Under certain circumstances, a contractor who defectively completed a construction project may protect himself from a lawsuit by alleging that the plaintiff spoiled evidence of that defect.
An example of this proposition is New Jersey Municipal Environment Risk Management v. Killam Associates Consulting Engineers, et. al., in which the Appellate Division of the Superior Court of New Jersey considered a spoilation of evidence claim with respect to a construction project. A spoilation claim arises when a party in a civil action has “hidden, destroyed or lost relevant evidence and thereby impaired another party’s ability to prosecute or defend the action.” Id. at 5. To avoid a spoilation claim, a prospective party who is aware of the probability of a law suit has an obligation to preserve evidence related to that claim. If a party was not diligent in seeking to prevent spoliation, he may be subject to sanctions. Id.
In Killam Associates, the Plaintiff hired a contractor (“Defendant”) to design and construct a piping system to transport fuel from an above-ground storage tank to a generator. After six years, the Plaintiff found a defect in the system. Id. at 1. Three years later, the New Jersey Department of Environmental Protection demanded that the Plaintiff provide compensation for the environmental damage caused by the system’s defective condition. In turn, Plaintiff filed the action against the Defendant for negligent installation and design to recover damages for the defects found in the piping system. Id. at 2.

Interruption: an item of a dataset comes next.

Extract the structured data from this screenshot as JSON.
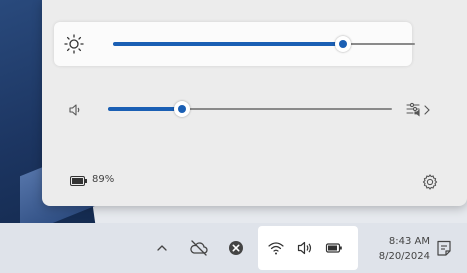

Though the Plaintiff contemplated suing the Defendant when the defect was initially found, the Plaintiff instead proceeded with repairs to the piping system and did not inform the Defendant of any damage. Because the Plaintiff commenced repair, replacement, maintenance and/or disposal of the underground transfer pipes that proved defective and did not notify the defendants of its conduct, the Defendants alleged that Plaintiff wrongfully spoliated the evidence of what caused the leak. The Defendants alleged that the Plaintiff compounded this spoliation of evidence by not notifying the Defendants of the defect to provide them with an opportunity to inspect the faulty piping system before it was removed.

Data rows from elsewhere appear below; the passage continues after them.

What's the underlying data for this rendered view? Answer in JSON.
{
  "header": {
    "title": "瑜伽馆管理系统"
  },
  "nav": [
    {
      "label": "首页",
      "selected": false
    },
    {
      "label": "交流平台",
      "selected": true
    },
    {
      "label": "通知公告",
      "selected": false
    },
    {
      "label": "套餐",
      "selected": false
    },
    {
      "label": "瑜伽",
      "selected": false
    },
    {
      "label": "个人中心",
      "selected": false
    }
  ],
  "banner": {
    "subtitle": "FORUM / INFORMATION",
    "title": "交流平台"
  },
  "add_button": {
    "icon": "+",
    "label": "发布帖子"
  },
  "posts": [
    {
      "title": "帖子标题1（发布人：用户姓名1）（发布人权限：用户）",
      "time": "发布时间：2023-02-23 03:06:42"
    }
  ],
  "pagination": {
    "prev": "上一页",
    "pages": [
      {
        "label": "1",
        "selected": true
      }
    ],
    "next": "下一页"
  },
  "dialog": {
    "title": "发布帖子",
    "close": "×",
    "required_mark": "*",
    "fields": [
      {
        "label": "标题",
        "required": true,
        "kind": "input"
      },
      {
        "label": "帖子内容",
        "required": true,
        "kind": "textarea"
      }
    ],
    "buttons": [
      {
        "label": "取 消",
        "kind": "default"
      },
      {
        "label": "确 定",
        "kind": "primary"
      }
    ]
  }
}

In assessing the Defendants’ Spoilation of Evidence claim, the Court found that the Plaintiff did violate its legal duty to preserve the lost evidence by its failure to:
1) alert the defendants and thereby deprive them of any opportunity to observe the conditions as they existed and take appropriate measures to avoid prejudicial loss of evidence and
2) direct their own agents to preserve the components of the dismantled pipeline.
Id. at 6.
However, the Court also noted that with respect to commercial construction projects, the parties may consider a “vast array of alternate sources of information that such projects generally provide.” Id. at 7. Therefore, the potential spoliation claim might be mitigated if the information were available from some other source. Id.
Ultimately, the Court held that the Plaintiff did violate its duty to preserve the evidence of the faulty piping material. However, the Court remanded the case to the trial court to rule on the Defendants’ spoliation of evidence claim only after a thorough review of other sources of relevant information regarding the piping system’s defect.